IRB Rocks!

# Hack your code

Ruby safe operator

Post image

Edited on Jan. 14

Finally, the safe operator was updated from .? to &.. See this comment from Matz.

Ruby Safe operator

Recently, I read in reddit about a new feature in next Ruby minor release: Ruby Safe operator. &. is used to call a method of an Object that can be nil. If the object is different of nil the method will be executed, in the other case, it returns nil.

a = 'Hi!'
b = nil
# Using safe operator...
a&.upcase
# => HI!
b&.upcase
# => nil

This operator comes with the objective to reduce nil verification in our code:

if user && user.avatar && user.avatar.url
  # ...
end

# Same code with &. operator
if user&.avatar&.url
  # ...
end

You can understand it as a native method equivalent to try included in ActiveSupport.

@variable&.method
# With ActiveSupport
@variable.try(:method)

Nil nil nil

As people say in reddit, excessive use of nil checking can come from a bad code design. nil dependency in our application is a bad idea because we always need to carry this verification over all the code, conditionals and nil? will be our best friends.
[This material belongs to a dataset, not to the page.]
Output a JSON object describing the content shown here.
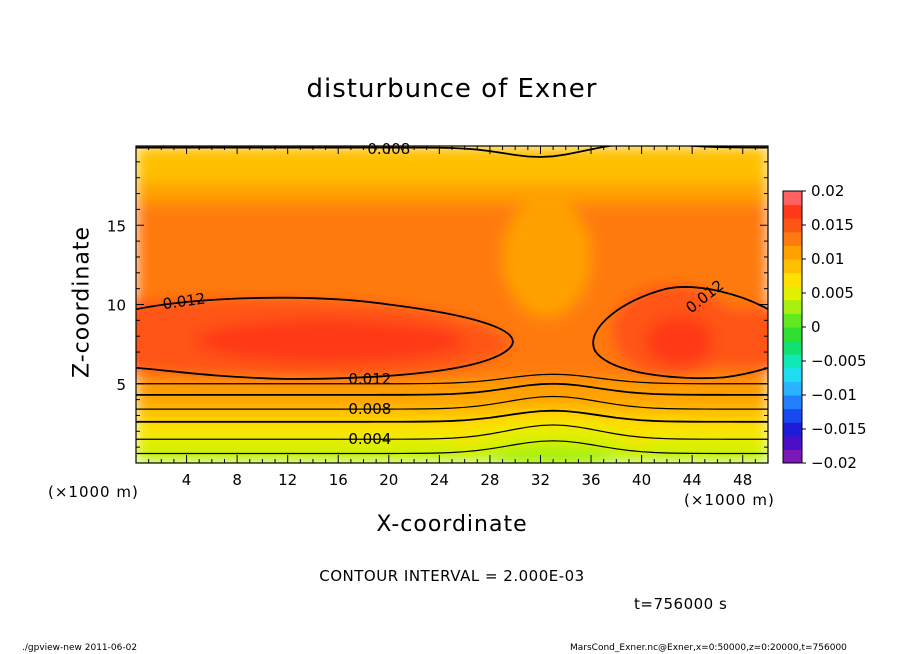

In the other hands, other people defend "nil pattern". Some gems like andand implement a similar functionality of &..

I think the big problem is the abuse of this operator. There are many situations it very useful, for example, when working with external libraries and APIs.

It has an elegant syntax that is natural to read and easy to write

This is an extract from Ruby slogan we can apply to &. operator:

json['errors'].map { |el| el['name'] } if json['errors']
# With new operator
json['errors']&.map { |el| el['name'] }

&. is easy to read and simplify the code of our applications.

Returned values

class MyString
  def emphasize(string)
     string&.upcase
  end
end

# In other file...
my_string&.emphasize(a_string)
# nil

The result of this code is nil but, where nil value comes? In this case my_string can be nil, but a_string can be too. &. hides some logic of our code, so to use these variables in the following code can cause some problems.

Nil Object

In Ruby all is an Object and nil is not an exception. Some methods from Object class like .nil? get on with &. operator, and this can be a problem in our code logic:

Sometimes I see .nil? in conditionals to initialize a variable:

@var = 'A variable' if @var.nil?

But what happen if we use &. operator?

@var = 'A variable' if @var&.nil?

It's simple, @var never be initialized. You can tell me this is obvious, but it can be confused to new users of Ruby. Remember nil is not an exception of &. operator.

Conclusions

&. help us to keep cleaner our code but it can introduce some problems because the abuse of it hides some logic of our application. Especially, pay attention when you use nil as value in conditionals logic, &. operator can swap executed code.